The goal of this study was to determine the physiological cost of simulated immune challenges in free-living nestling tree swallows, Tachycineta bicolor (Vieillot 1808). This species, in addition to being readily accessible because of its cavity-nesting behavior, has previously been used to address questions related to immune activation (Burness et al., 2018), oxidative damage (Stanton et al., 2017) and ectoparasitism (DeSimone et al., 2018). Specifically, we used a dose–response experimental design wherein we injected nestlings within a nest with concentrations of LPS that spanned two orders of magnitude to simulate variation in bacterial infection. We evaluated costs with respect to both the generation of oxidative damage and change in body mass. We also quantified metrics that would provide information on the underlying physiological processes of these costs, including how levels of haptoglobin were related to the generation of oxidative damage, and how circulating levels of triglyceride and glycerol relate to changes in body mass. We also characterized the nest parasite taxa, specifically parasitic mites (genera Ornithonyssus and Dermanyssus), to determine whether parasite load accounts for variation in metrics of nestling physiology in response to treatment.
MATERIALS AND METHODS
Nest monitoring, experimental procedure and sample collection
We monitored 83 Schwegler (Germany) wood-concrete nest boxes (3.8 cm hole diameter, item #110/8) that were mounted approximately 2.5 m above the ground on metal poles, checking each box at least twice per week. These boxes were located in an approximately 80 acre (∼32 ha) intramural athletics complex in eastern Pennsylvania, USA, that is composed predominantly of mown grass, and surrounded by farmed cropland and several trees. Once swallow eggs were laid, we monitored nests daily beginning 2 days prior to expected hatching date based on an 11 day incubation period from the day the last egg was laid (Winkler et al., 2011). Nests were then checked daily until all nestlings had hatched. When nestlings were 14 days old (Hogle and Burness, 2014; Pigeon et al., 2013), we affixed a Fisheries and Wildlife aluminium band to all individuals, measured body mass to the nearest 0.1 g, and measured right tarsus length to the nearest 0.1 mm. Each individual within a nest was randomly assigned a treatment, with no treatment represented twice in the nest until all other treatments were already represented. Specifically, individuals were injected in the apterium, anterior to the wing (Palacios et al., 2011), with 50 μl of a solution that resulted in doses of approximately 0, 0.01, 0.1 or 1.0 mg LPS kg−1 body mass (Armour et al., 2020).
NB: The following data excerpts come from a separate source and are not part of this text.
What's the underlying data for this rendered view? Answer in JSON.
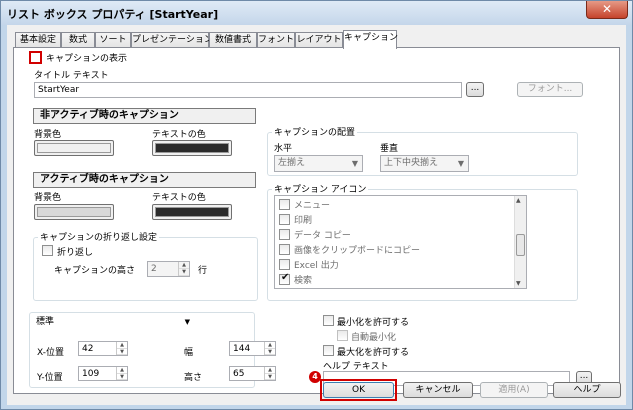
{
  "window": {
    "title": "リスト ボックス プロパティ [StartYear]",
    "close_glyph": "✕"
  },
  "tabs": [
    "基本設定",
    "数式",
    "ソート",
    "プレゼンテーション",
    "数値書式",
    "フォント",
    "レイアウト",
    "キャプション"
  ],
  "active_tab": "キャプション",
  "caption": {
    "show_caption_label": "キャプションの表示",
    "title_text_label": "タイトル テキスト",
    "title_text_value": "StartYear",
    "ellipsis": "...",
    "font_button": "フォント..."
  },
  "inactive": {
    "heading": "非アクティブ時のキャプション",
    "bg_label": "背景色",
    "text_label": "テキストの色",
    "bg_color": "#f0f0f0",
    "text_color": "#2b2b2b"
  },
  "active": {
    "heading": "アクティブ時のキャプション",
    "bg_label": "背景色",
    "text_label": "テキストの色",
    "bg_color": "#d8d8d8",
    "text_color": "#2b2b2b"
  },
  "wrap": {
    "group_label": "キャプションの折り返し設定",
    "wrap_checkbox": "折り返し",
    "height_label": "キャプションの高さ",
    "height_value": "2",
    "height_unit": "行"
  },
  "alignment": {
    "group_label": "キャプションの配置",
    "horizontal_label": "水平",
    "vertical_label": "垂直",
    "horizontal_value": "左揃え",
    "vertical_value": "上下中央揃え"
  },
  "icons": {
    "group_label": "キャプション アイコン",
    "items": [
      {
        "label": "メニュー",
        "checked": false
      },
      {
        "label": "印刷",
        "checked": false
      },
      {
        "label": "データ コピー",
        "checked": false
      },
      {
        "label": "画像をクリップボードにコピー",
        "checked": false
      },
      {
        "label": "Excel 出力",
        "checked": false
      },
      {
        "label": "検索",
        "checked": true
      }
    ]
  },
  "position": {
    "mode_value": "標準",
    "x_label": "X-位置",
    "x_value": "42",
    "y_label": "Y-位置",
    "y_value": "109",
    "width_label": "幅",
    "width_value": "144",
    "height_label": "高さ",
    "height_value": "65"
  },
  "options": {
    "allow_minimize": "最小化を許可する",
    "auto_minimize": "自動最小化",
    "allow_maximize": "最大化を許可する",
    "help_text_label": "ヘルプ テキスト"
  },
  "buttons": {
    "ok": "OK",
    "cancel": "キャンセル",
    "apply": "適用(A)",
    "help": "ヘルプ"
  },
  "annotation": {
    "step_number": "4",
    "highlight_color": "#d10000"
  }
}
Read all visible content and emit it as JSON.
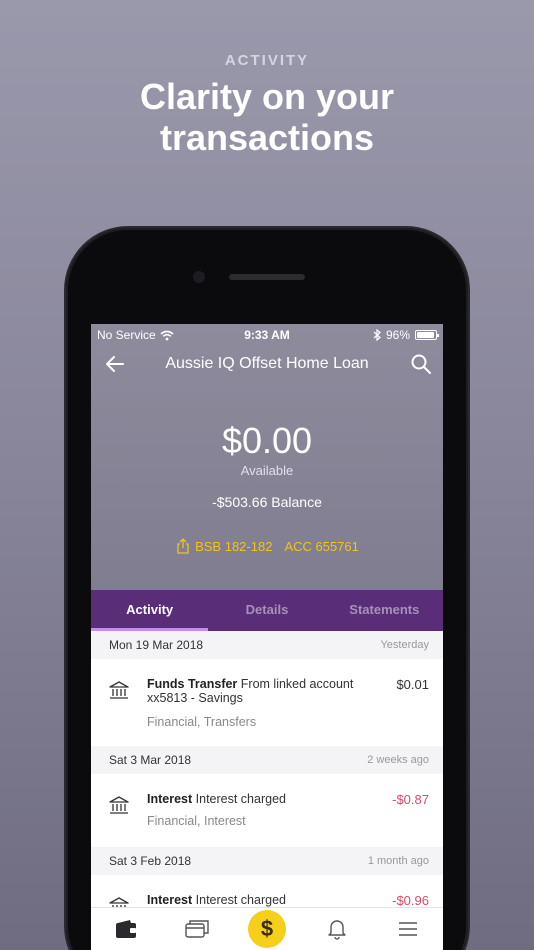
{
  "hero": {
    "kicker": "ACTIVITY",
    "title_line1": "Clarity on your",
    "title_line2": "transactions"
  },
  "status_bar": {
    "carrier": "No Service",
    "time": "9:33 AM",
    "battery": "96%",
    "battery_level": 0.96
  },
  "nav": {
    "title": "Aussie IQ Offset Home Loan",
    "back_icon": "arrow-left-icon",
    "search_icon": "search-icon"
  },
  "account": {
    "amount": "$0.00",
    "available_label": "Available",
    "balance": "-$503.66 Balance",
    "bsb": "BSB 182-182",
    "acc": "ACC 655761",
    "share_icon": "share-icon"
  },
  "tabs": [
    {
      "label": "Activity",
      "active": true
    },
    {
      "label": "Details",
      "active": false
    },
    {
      "label": "Statements",
      "active": false
    }
  ],
  "groups": [
    {
      "date": "Mon 19 Mar 2018",
      "relative": "Yesterday",
      "transactions": [
        {
          "title": "Funds Transfer",
          "desc_line1": "From linked account",
          "desc_line2": "xx5813 - Savings",
          "category": "Financial, Transfers",
          "amount": "$0.01",
          "negative": false,
          "icon": "bank-icon"
        }
      ]
    },
    {
      "date": "Sat 3 Mar 2018",
      "relative": "2 weeks ago",
      "transactions": [
        {
          "title": "Interest",
          "desc_line1": "Interest charged",
          "desc_line2": "",
          "category": "Financial, Interest",
          "amount": "-$0.87",
          "negative": true,
          "icon": "bank-icon"
        }
      ]
    },
    {
      "date": "Sat 3 Feb 2018",
      "relative": "1 month ago",
      "transactions": [
        {
          "title": "Interest",
          "desc_line1": "Interest charged",
          "desc_line2": "",
          "category": "",
          "amount": "-$0.96",
          "negative": true,
          "icon": "bank-icon"
        }
      ]
    }
  ],
  "tabbar": {
    "items": [
      "wallet-icon",
      "cards-icon",
      "dollar-icon",
      "bell-icon",
      "menu-icon"
    ],
    "center_symbol": "$"
  },
  "colors": {
    "accent": "#5a2d78",
    "highlight": "#f2c418",
    "negative": "#d94a6a"
  }
}
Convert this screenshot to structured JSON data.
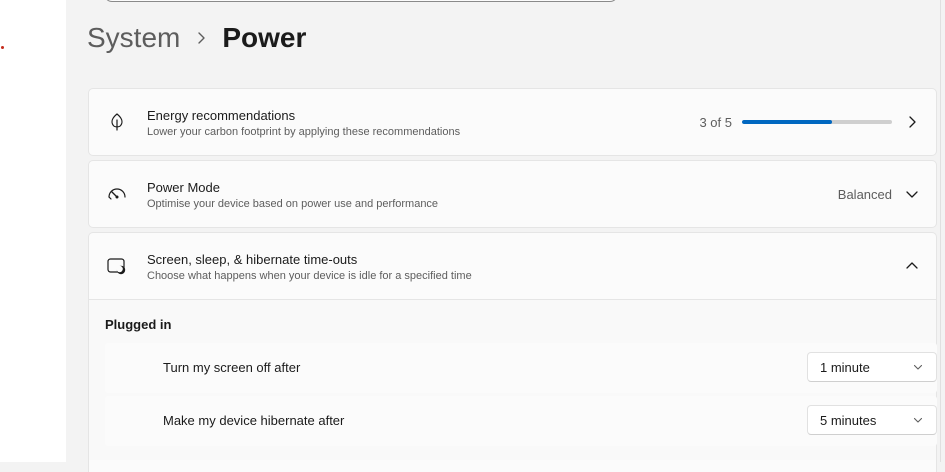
{
  "breadcrumb": {
    "parent": "System",
    "current": "Power"
  },
  "energy": {
    "title": "Energy recommendations",
    "subtitle": "Lower your carbon footprint by applying these recommendations",
    "progress_label": "3 of 5",
    "progress_fraction": 0.6,
    "icon": "leaf-icon"
  },
  "power_mode": {
    "title": "Power Mode",
    "subtitle": "Optimise your device based on power use and performance",
    "value": "Balanced",
    "icon": "gauge-icon"
  },
  "timeouts": {
    "title": "Screen, sleep, & hibernate time-outs",
    "subtitle": "Choose what happens when your device is idle for a specified time",
    "icon": "screen-sleep-icon",
    "section_title": "Plugged in",
    "rows": [
      {
        "label": "Turn my screen off after",
        "value": "1 minute"
      },
      {
        "label": "Make my device hibernate after",
        "value": "5 minutes"
      }
    ]
  },
  "colors": {
    "accent": "#0067c0",
    "track": "#cfcfcf",
    "background": "#f3f3f3",
    "card": "#fbfbfb"
  }
}
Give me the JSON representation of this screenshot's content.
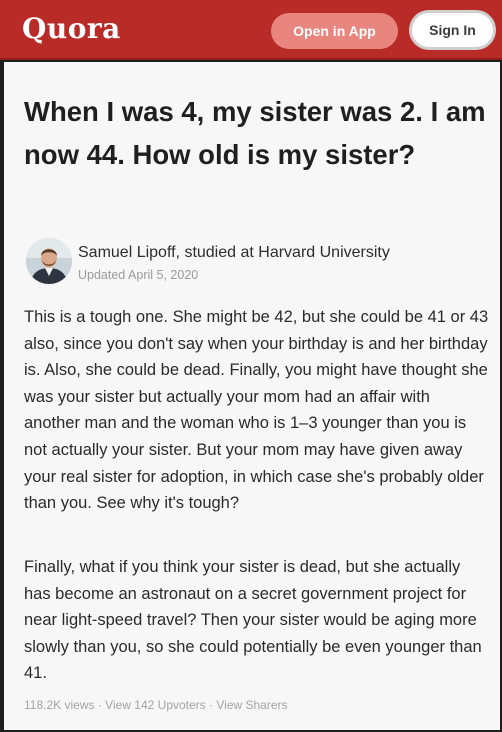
{
  "header": {
    "logo": "Quora",
    "open_in_app": "Open in App",
    "sign_in": "Sign In"
  },
  "question": {
    "title": "When I was 4, my sister was 2. I am now 44. How old is my sister?"
  },
  "answer": {
    "author": "Samuel Lipoff, studied at Harvard University",
    "updated": "Updated April 5, 2020",
    "paragraphs": [
      "This is a tough one. She might be 42, but she could be 41 or 43 also, since you don't say when your birthday is and her birthday is. Also, she could be dead. Finally, you might have thought she was your sister but actually your mom had an affair with another man and the woman who is 1–3 younger than you is not actually your sister. But your mom may have given away your real sister for adoption, in which case she's probably older than you. See why it's tough?",
      "Finally, what if you think your sister is dead, but she actually has become an astronaut on a secret government project for near light-speed travel? Then your sister would be aging more slowly than you, so she could potentially be even younger than 41."
    ],
    "views": "118.2K views",
    "upvoters": "View 142 Upvoters",
    "sharers": "View Sharers"
  },
  "colors": {
    "brand": "#b92b27",
    "open_button": "#e8857f"
  }
}
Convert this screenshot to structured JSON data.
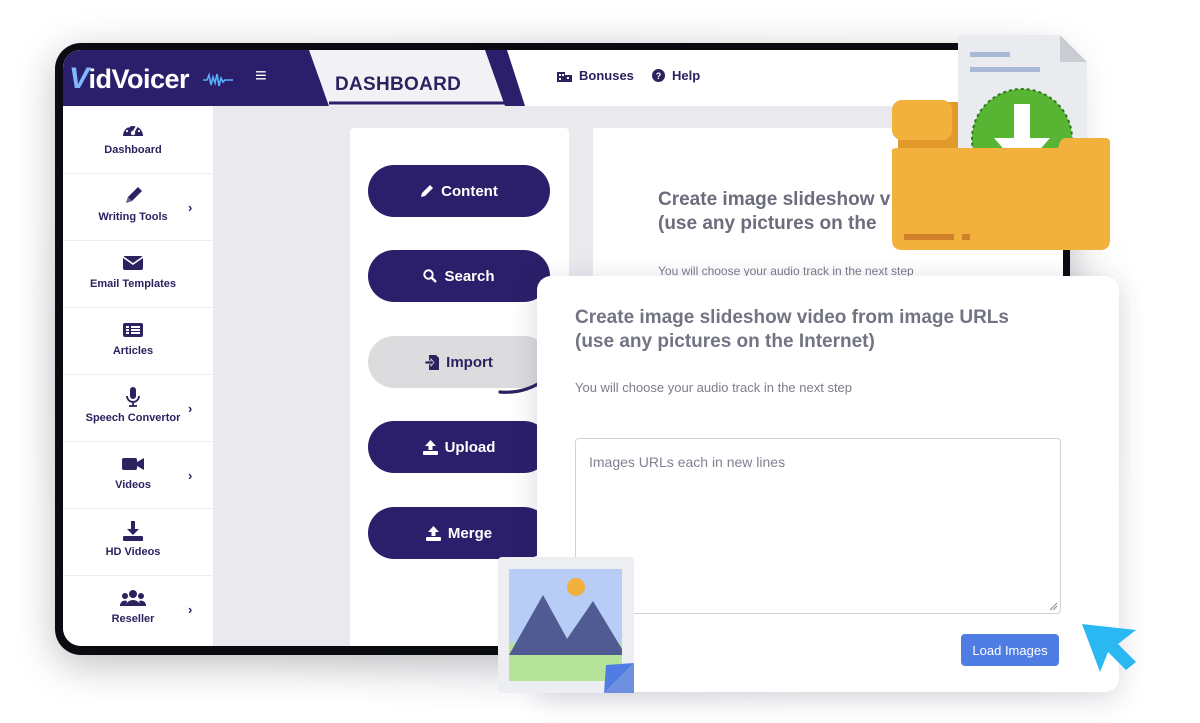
{
  "app": {
    "logo_v": "V",
    "logo_rest": "idVoicer",
    "menu_icon": "hamburger-icon",
    "section_tab": "DASHBOARD"
  },
  "topnav": [
    {
      "label": "Bonuses",
      "icon": "building-icon"
    },
    {
      "label": "Help",
      "icon": "question-circle-icon"
    }
  ],
  "sidebar": {
    "items": [
      {
        "label": "Dashboard",
        "icon": "gauge-icon",
        "has_submenu": false
      },
      {
        "label": "Writing Tools",
        "icon": "pencil-icon",
        "has_submenu": true
      },
      {
        "label": "Email Templates",
        "icon": "envelope-icon",
        "has_submenu": false
      },
      {
        "label": "Articles",
        "icon": "list-icon",
        "has_submenu": false
      },
      {
        "label": "Speech Convertor",
        "icon": "microphone-icon",
        "has_submenu": true
      },
      {
        "label": "Videos",
        "icon": "video-camera-icon",
        "has_submenu": true
      },
      {
        "label": "HD Videos",
        "icon": "download-icon",
        "has_submenu": false
      },
      {
        "label": "Reseller",
        "icon": "users-icon",
        "has_submenu": true
      }
    ]
  },
  "actions": [
    {
      "label": "Content",
      "icon": "pencil-icon",
      "active": true
    },
    {
      "label": "Search",
      "icon": "search-icon",
      "active": true
    },
    {
      "label": "Import",
      "icon": "file-import-icon",
      "active": false
    },
    {
      "label": "Upload",
      "icon": "upload-icon",
      "active": true
    },
    {
      "label": "Merge",
      "icon": "upload-icon",
      "active": true
    }
  ],
  "back_panel": {
    "title": "Create image slideshow video from image URLs (use any pictures on the Internet)",
    "title_line1": "Create image slideshow v",
    "title_line2": "(use any pictures on the",
    "subtitle": "You will choose your audio track in the next step"
  },
  "import_card": {
    "title_line1": "Create image slideshow video from image URLs",
    "title_line2": "(use any pictures on the Internet)",
    "subtitle": "You will choose your audio track in the next step",
    "textarea_placeholder": "Images URLs each in new lines",
    "load_button": "Load Images"
  },
  "decorations": {
    "folder_icon": "folder-download-icon",
    "image_icon": "image-landscape-icon",
    "arrow": "curved-arrow-icon",
    "cursor": "mouse-pointer-icon"
  },
  "colors": {
    "brand": "#2b1f6b",
    "accent_button": "#4f7de3",
    "folder": "#f2b03d",
    "download_green": "#58b534",
    "cursor": "#2ab8f2"
  }
}
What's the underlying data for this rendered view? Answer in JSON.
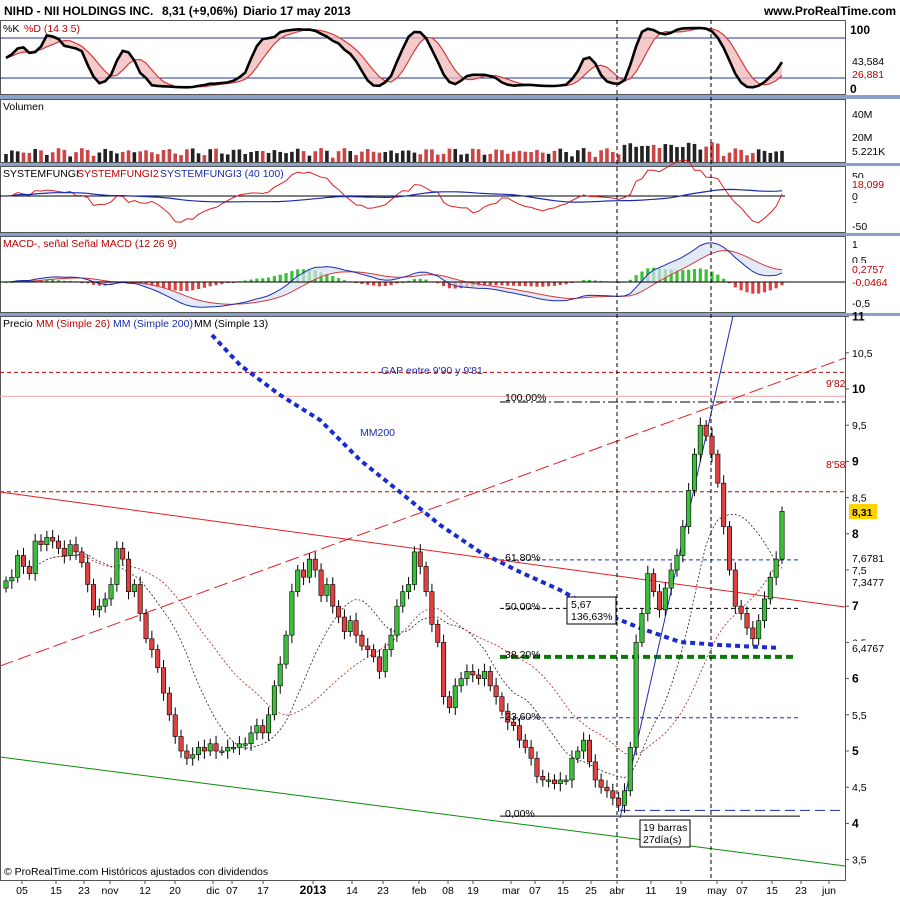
{
  "header": {
    "symbol": "NIHD - NII HOLDINGS INC.",
    "price": "8,31 (+9,06%)",
    "period": "Diario",
    "date": "17 may 2013",
    "site": "www.ProRealTime.com"
  },
  "panels": {
    "stoch": {
      "title_k": "%K",
      "title_d": "%D (14 3 5)",
      "ticks": [
        "100",
        "0"
      ],
      "val1": "43,584",
      "val2": "26,881"
    },
    "volume": {
      "title": "Volumen",
      "ticks": [
        "40M",
        "20M"
      ],
      "val": "5.221K"
    },
    "systemfungi": {
      "t1": "SYSTEMFUNGI",
      "t2": "SYSTEMFUNGI2",
      "t3": "SYSTEMFUNGI3 (40 100)",
      "ticks": [
        "50",
        "0",
        "-50"
      ],
      "val1": "18,099",
      "val2": "0"
    },
    "macd": {
      "t1": "MACD-, señal Señal MACD (12 26 9)",
      "ticks": [
        "1",
        "0,5",
        "0",
        "-0,5"
      ],
      "val1": "0,2757",
      "val2": "-0,0464"
    },
    "price": {
      "title_a": "Precio",
      "title_b": "MM (Simple 26)",
      "title_c": "MM (Simple 200)",
      "title_d": "MM (Simple 13)",
      "ticks": [
        "11",
        "10,5",
        "10",
        "9,5",
        "9",
        "8,5",
        "8",
        "7,5",
        "7",
        "6,5",
        "6",
        "5,5",
        "5",
        "4,5",
        "4",
        "3,5"
      ],
      "last_price": "8,31",
      "val_mm13": "7,6781",
      "val_mm26": "7,3477",
      "val_mm200": "6,4767",
      "gap_label": "GAP entre 9'90 y 9'81",
      "label_982": "9'82",
      "label_858": "8'58",
      "mm200_label": "MM200",
      "fib": [
        "100,00%",
        "61,80%",
        "50,00%",
        "38,20%",
        "23,60%",
        "0,00%"
      ],
      "box1": [
        "5,67",
        "136,63%"
      ],
      "box2": [
        "19 barras",
        "27día(s)"
      ],
      "footer": "© ProRealTime.com Históricos ajustados con dividendos"
    }
  },
  "xaxis": [
    {
      "t": "05",
      "b": false
    },
    {
      "t": "15",
      "b": false
    },
    {
      "t": "23",
      "b": false
    },
    {
      "t": "nov",
      "b": false
    },
    {
      "t": "12",
      "b": false
    },
    {
      "t": "20",
      "b": false
    },
    {
      "t": "dic",
      "b": false
    },
    {
      "t": "07",
      "b": false
    },
    {
      "t": "17",
      "b": false
    },
    {
      "t": "2013",
      "b": true
    },
    {
      "t": "14",
      "b": false
    },
    {
      "t": "23",
      "b": false
    },
    {
      "t": "feb",
      "b": false
    },
    {
      "t": "08",
      "b": false
    },
    {
      "t": "19",
      "b": false
    },
    {
      "t": "mar",
      "b": false
    },
    {
      "t": "07",
      "b": false
    },
    {
      "t": "15",
      "b": false
    },
    {
      "t": "25",
      "b": false
    },
    {
      "t": "abr",
      "b": false
    },
    {
      "t": "11",
      "b": false
    },
    {
      "t": "19",
      "b": false
    },
    {
      "t": "may",
      "b": false
    },
    {
      "t": "07",
      "b": false
    },
    {
      "t": "15",
      "b": false
    },
    {
      "t": "23",
      "b": false
    },
    {
      "t": "jun",
      "b": false
    }
  ],
  "chart_data": {
    "type": "candlestick",
    "title": "NIHD - NII HOLDINGS INC. 8,31 (+9,06%) Diario 17 may 2013",
    "ylim": [
      3.5,
      11
    ],
    "close": [
      7.35,
      7.4,
      7.7,
      7.55,
      7.45,
      7.9,
      7.85,
      7.95,
      7.9,
      7.8,
      7.7,
      7.85,
      7.75,
      7.6,
      7.3,
      6.95,
      7.0,
      7.1,
      7.3,
      7.8,
      7.65,
      7.2,
      7.3,
      6.9,
      6.55,
      6.4,
      6.15,
      5.8,
      5.5,
      5.2,
      5.0,
      4.9,
      4.95,
      5.05,
      5.0,
      5.1,
      5.0,
      5.0,
      5.05,
      5.05,
      5.1,
      5.1,
      5.25,
      5.35,
      5.25,
      5.5,
      5.9,
      6.2,
      6.6,
      7.2,
      7.5,
      7.4,
      7.65,
      7.5,
      7.15,
      7.3,
      7.0,
      6.85,
      6.65,
      6.8,
      6.6,
      6.45,
      6.4,
      6.3,
      6.1,
      6.4,
      6.6,
      7.0,
      7.2,
      7.3,
      7.75,
      7.55,
      7.2,
      6.75,
      6.5,
      5.75,
      5.6,
      5.9,
      6.0,
      6.1,
      6.05,
      6.0,
      6.1,
      5.9,
      5.75,
      5.55,
      5.4,
      5.35,
      5.15,
      5.05,
      4.9,
      4.65,
      4.6,
      4.6,
      4.55,
      4.6,
      4.6,
      4.9,
      5.0,
      5.15,
      4.85,
      4.6,
      4.5,
      4.45,
      4.35,
      4.25,
      4.45,
      5.05,
      6.5,
      6.9,
      7.45,
      7.2,
      6.95,
      7.25,
      7.5,
      7.7,
      8.1,
      8.6,
      9.1,
      9.5,
      9.35,
      9.1,
      8.7,
      8.1,
      7.5,
      7.0,
      6.9,
      6.7,
      6.55,
      6.8,
      7.1,
      7.4,
      7.65,
      8.31
    ],
    "mm13_last": 7.6781,
    "mm26_last": 7.3477,
    "mm200_last": 6.4767,
    "gap": [
      9.81,
      9.9
    ],
    "levels": [
      9.82,
      8.58
    ],
    "fibonacci": {
      "0%": 4.1,
      "23.6%": 5.46,
      "38.2%": 6.3,
      "50%": 6.97,
      "61.8%": 7.64,
      "100%": 9.82
    },
    "volume_last": "5.221K",
    "stoch_last": [
      43.584,
      26.881
    ],
    "systemfungi_last": [
      18.099,
      0
    ],
    "macd_last": [
      0.2757,
      -0.0464
    ],
    "x_ticks": [
      "05",
      "15",
      "23",
      "nov",
      "12",
      "20",
      "dic",
      "07",
      "17",
      "2013",
      "14",
      "23",
      "feb",
      "08",
      "19",
      "mar",
      "07",
      "15",
      "25",
      "abr",
      "11",
      "19",
      "may",
      "07",
      "15",
      "23",
      "jun"
    ]
  }
}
Twenty-four hours later (mean: 24 h 02 min; range: 23 h 41 min to 24 h 16 min), which both aligns with LPS-induced increases in oxidative damage (Baylor and Butler, 2019; Marri and Richner, 2015) and controls for any diel effects in nutrient levels, we again measured body mass and collected approximately 250 μl of whole blood from each individual using heparinized capillary tubes. We placed blood samples on ice, and centrifuged whole blood at 12,000 g for 3 min within approximately 6 h of blood collection. Plasma was removed and stored at −80°C until further analysis (see below). Nestlings were returned to the nest, and we checked for nestling survival daily until all nestlings had fledged (n=90) or died (n=2). In total, we collected data from 92 nestlings in 22 nests. All applicable national and institutional guidelines for the care and use of animals were followed (IACUC protocols approved by Lafayette College, 19 April 2016, 27 January 2017).
Measurement of glycerol, triglyceride and haptoglobin
To quantify glycerol and triglyceride concentration in the plasma, we pipetted 240 μl glycerol reagent (F6428, Sigma-Aldrich) into a clear, 96-well plate (Greiner, Sigma-Aldrich) according to Butler et al. (2020). We then added 5 μl of each plasma sample in duplicate wells, with ddH2O water as the control blank and glycerol standard (G7793, Sigma-Aldrich) as the calibrator. We scanned the plate using an Infinite M200Pro (Tecan US, Inc., Morrisville, NC, USA) at 540 nm before adding 60 μl triglyceride reagent (T2449, Sigma-Aldrich) to each well, incubating for 10 min at 37°C and scanning again at 540 nm. We calculated glycerol and total triglyceride concentration by subtracting absorbance of the blank from the samples and the calibrator, then dividing absorbance of the samples by that of the calibrator. Free triglycerides were calculated by subtracting glycerol from total triglycerides (Butler et al., 2016, 2020).
We measured haptoglobin using a colorimetric assay kit (TP-801, Tridelta DD, Kildare, Ireland). In accordance with kit directions, we added 60 μl of the provided reagent to each well of a clear, 96-well plate along with 5 μl of plasma sample or standard in duplicate. We then scanned the plate at 630 nm at 30°C to correct for initial differences in plasma color (Matson et al., 2012) using an Infinite M200Pro. Next, we added 84 μl of the chromogen reagent to each well and incubated the plate at 30°C for 5 min before scanning absorbance immediately at 630 nm. We calculated the average of duplicate values, and subtracted initial absorbance from final absorbance. We then used a standard curve generated from the kit's components to calculate haptoglobin concentration for each sample.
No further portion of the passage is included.